Diante do que ocorreu nesse longo período, a economia brasileira, após
o lançamento do real, passou a conviver com uma relativa estabilidade
monetária. Não sem sacrifícios. O esforço para se disciplinar as finanças
públicas até hoje perdura, com os contribuintes tendo de arcar com uma carga
tributária extremamente pesada (36% do PIB). A política monetária foi
essencialmente restritiva nesses quase vinte anos, com percentuais elevados
de recolhimentos compulsórios sobre os depósitos bancários e taxas de juros
bem elevadas.
Mas, não fosse isso, dificilmente teria sido possível manter a
inflação dentro das metas previamente fixadas pelo governo. Metas que, por
sinal, miram em um ponto central (4,5%) acima da média apurada nas economias
mais maduras e até de países com crescimento mais acelerado que o Brasil. Em
face das peculiaridades do processo inflacionário no país, as autoridades
governamentais adotaram metas com razoável grau de tolerância (dois pontos
percentuais para cima ou para baixo do ponto central).
Com o agravamento da crise financeira nas chamadas economias mais
maduras, a política de taxas de juros muito elevadas precisou ser ajustada no
Brasil para evitar movimentos indesejáveis nos fluxos de capitais. Com isso,
as autoridades monetárias deixaram de contar com um instrumento de alto poder
de fogo contra a inflação. Assim, mesmo com um baixo crescimento, a inflação
tem se comportado de maneira preocupante, oscilando bem próximo do teto da
meta (6,5%).
Na reunião realizada este mês, o Comitê de Política Monetária (Copom)
reconheceu esse risco de mudança do patamar da inflação.
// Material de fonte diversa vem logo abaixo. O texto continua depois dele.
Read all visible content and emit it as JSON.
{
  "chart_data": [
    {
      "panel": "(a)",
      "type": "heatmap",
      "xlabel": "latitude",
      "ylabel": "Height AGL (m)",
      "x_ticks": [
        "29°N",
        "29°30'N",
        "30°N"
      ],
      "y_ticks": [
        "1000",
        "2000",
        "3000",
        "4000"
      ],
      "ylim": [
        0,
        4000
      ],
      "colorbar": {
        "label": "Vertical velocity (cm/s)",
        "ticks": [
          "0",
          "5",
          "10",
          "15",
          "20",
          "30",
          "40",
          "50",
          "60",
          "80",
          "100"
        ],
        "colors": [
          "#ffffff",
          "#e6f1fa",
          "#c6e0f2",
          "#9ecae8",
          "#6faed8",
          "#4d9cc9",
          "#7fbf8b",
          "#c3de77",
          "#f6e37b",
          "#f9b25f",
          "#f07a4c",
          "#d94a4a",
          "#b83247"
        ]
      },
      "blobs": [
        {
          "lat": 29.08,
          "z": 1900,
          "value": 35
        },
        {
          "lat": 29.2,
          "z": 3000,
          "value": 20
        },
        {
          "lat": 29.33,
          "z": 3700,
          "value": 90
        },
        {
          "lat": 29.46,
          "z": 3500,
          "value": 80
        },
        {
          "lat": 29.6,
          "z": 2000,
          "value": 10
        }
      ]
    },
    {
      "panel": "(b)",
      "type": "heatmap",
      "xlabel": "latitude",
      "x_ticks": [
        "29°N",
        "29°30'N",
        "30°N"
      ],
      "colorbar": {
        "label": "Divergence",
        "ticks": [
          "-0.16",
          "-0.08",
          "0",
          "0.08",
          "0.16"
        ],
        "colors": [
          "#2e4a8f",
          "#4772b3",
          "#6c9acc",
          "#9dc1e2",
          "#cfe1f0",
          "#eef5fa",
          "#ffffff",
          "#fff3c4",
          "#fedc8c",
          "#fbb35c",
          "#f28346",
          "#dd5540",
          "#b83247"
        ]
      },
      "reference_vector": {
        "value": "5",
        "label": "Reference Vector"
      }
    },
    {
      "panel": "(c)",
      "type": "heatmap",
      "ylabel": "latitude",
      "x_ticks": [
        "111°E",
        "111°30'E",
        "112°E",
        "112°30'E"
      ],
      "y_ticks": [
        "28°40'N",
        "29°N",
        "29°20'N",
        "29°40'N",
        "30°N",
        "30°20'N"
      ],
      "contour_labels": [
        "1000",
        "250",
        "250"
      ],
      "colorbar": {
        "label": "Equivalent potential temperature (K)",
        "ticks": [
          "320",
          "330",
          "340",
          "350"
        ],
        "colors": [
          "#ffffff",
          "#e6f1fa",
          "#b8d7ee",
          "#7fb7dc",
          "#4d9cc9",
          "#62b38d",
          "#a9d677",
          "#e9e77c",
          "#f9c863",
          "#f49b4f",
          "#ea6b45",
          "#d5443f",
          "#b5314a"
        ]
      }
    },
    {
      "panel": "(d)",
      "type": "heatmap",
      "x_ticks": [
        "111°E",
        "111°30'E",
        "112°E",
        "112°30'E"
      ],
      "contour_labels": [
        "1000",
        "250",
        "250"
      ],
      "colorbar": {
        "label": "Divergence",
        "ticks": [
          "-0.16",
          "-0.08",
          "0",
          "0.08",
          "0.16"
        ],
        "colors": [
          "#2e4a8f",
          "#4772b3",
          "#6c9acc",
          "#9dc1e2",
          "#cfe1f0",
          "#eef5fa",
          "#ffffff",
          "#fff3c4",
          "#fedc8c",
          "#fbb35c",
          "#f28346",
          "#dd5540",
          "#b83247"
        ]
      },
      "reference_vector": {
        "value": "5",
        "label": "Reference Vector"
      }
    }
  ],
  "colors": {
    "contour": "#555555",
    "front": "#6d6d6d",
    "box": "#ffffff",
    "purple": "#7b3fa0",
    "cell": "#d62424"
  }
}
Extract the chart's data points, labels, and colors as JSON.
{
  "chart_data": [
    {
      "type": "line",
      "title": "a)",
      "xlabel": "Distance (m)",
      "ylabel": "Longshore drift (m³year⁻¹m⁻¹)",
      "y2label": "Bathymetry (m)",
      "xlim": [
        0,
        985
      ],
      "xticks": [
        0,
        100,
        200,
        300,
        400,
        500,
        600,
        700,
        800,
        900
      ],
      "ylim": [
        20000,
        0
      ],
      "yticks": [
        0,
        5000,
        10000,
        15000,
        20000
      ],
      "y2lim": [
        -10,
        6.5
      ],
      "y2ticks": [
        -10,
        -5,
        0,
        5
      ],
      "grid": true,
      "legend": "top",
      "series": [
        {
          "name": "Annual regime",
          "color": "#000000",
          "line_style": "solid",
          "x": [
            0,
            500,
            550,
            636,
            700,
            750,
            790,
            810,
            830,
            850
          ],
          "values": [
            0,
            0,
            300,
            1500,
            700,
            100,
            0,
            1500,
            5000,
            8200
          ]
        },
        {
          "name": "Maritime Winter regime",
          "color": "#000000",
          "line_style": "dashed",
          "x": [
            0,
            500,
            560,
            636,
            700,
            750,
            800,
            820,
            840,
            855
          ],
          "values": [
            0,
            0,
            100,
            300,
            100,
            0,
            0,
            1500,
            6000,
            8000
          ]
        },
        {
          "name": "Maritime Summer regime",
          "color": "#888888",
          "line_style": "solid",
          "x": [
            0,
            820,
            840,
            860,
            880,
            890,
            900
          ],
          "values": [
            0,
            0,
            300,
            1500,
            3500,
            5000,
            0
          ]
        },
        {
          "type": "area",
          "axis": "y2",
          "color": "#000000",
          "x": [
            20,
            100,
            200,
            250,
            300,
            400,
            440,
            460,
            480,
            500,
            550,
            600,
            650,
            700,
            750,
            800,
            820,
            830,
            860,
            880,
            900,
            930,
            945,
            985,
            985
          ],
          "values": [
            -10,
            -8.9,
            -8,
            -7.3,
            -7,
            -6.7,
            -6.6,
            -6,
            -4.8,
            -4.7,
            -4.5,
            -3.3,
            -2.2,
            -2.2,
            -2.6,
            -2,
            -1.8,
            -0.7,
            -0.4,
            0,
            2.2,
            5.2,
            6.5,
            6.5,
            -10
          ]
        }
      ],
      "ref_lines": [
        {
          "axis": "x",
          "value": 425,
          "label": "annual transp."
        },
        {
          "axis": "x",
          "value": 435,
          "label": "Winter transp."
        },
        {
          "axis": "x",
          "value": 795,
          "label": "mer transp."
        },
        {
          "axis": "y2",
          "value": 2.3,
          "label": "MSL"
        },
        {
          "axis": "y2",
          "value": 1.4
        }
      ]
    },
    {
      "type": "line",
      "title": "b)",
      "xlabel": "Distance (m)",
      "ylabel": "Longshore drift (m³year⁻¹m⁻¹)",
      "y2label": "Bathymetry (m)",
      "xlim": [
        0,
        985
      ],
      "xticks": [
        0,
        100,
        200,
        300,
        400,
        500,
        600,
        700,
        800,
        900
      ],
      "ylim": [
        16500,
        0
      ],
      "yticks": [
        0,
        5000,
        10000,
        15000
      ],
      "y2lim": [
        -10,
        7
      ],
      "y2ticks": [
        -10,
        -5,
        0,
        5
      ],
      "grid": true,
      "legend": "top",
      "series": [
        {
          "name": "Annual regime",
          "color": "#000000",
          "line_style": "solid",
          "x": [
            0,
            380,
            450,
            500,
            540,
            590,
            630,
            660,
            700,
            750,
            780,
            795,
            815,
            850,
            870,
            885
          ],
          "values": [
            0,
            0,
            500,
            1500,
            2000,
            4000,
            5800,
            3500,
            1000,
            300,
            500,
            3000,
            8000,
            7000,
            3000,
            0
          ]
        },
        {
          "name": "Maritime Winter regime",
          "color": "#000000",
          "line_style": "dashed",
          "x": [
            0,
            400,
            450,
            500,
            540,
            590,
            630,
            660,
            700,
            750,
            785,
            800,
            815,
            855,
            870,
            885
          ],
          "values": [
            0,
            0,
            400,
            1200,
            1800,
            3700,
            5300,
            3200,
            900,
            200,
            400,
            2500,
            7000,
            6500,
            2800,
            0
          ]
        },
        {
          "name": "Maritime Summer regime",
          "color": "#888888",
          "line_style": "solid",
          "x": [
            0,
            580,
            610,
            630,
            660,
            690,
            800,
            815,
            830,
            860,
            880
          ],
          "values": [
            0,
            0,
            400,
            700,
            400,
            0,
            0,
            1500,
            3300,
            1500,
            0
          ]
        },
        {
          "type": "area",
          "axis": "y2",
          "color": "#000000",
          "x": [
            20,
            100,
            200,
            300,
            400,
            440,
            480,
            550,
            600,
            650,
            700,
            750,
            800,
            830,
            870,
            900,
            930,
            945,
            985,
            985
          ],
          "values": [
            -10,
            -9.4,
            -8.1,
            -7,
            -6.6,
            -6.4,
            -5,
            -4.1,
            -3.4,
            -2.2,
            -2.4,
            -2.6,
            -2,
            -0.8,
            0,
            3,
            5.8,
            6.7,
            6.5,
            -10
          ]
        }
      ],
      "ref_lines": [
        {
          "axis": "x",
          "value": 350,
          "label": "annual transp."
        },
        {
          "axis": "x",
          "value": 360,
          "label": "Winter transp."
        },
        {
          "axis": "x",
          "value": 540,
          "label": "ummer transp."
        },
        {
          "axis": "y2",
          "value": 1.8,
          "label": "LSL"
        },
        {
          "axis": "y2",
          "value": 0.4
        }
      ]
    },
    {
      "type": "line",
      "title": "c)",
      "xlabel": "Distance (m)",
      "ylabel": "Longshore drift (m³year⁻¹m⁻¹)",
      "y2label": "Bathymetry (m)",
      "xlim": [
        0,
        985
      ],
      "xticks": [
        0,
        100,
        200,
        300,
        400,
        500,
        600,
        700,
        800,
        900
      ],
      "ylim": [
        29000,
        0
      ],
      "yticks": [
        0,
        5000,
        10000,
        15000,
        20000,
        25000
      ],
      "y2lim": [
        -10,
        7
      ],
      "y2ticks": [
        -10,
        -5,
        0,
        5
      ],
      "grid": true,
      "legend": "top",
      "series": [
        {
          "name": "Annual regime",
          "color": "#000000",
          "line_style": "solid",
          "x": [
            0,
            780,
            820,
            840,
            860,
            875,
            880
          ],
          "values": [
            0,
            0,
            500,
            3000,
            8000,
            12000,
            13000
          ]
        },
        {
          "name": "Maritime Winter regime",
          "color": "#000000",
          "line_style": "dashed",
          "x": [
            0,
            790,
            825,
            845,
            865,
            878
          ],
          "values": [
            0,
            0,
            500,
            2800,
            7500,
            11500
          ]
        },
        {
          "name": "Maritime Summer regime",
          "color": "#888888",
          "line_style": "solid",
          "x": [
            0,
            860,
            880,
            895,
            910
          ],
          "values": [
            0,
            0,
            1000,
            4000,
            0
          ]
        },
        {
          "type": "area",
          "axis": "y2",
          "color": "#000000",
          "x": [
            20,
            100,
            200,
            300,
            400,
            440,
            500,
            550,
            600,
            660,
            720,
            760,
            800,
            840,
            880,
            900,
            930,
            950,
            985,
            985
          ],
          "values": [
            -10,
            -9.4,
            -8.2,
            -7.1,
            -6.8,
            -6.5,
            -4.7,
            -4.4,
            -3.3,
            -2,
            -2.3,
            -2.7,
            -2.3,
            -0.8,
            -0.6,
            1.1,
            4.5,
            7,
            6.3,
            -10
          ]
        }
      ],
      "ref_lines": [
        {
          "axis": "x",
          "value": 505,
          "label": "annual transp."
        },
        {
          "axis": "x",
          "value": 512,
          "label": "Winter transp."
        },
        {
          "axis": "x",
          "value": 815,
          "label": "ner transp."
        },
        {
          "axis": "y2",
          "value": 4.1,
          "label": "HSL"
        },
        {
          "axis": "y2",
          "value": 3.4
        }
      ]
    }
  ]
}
Não são poucos os
fatores que têm contribuído para impulsionar os preços (entre os quais a
remanescente indexação automática de tarifas e do próprio salário mínimo),
mas também se espera que outros ajudem a segurar a alta, como a boa safra de
alimentos este ano.
O Copom preferiu aguardar um pouco mais para decidir o que fazer. É
compreensível, considerando-se o momento confuso no mundo e da ainda
indefinida tendência da economia brasileira. No entanto, se a inflação
persistir no atual patamar, as autoridades monetárias terão de agir mais
duramente. Essa possibilidade ficou no ar na ata do último Copom, e, por
isso, o próximo, marcado para abril, será cercado de grande expectativa. É
importante que fique claro que o Banco Central tem autonomia para adotar
remédios fortes, se forem necessários.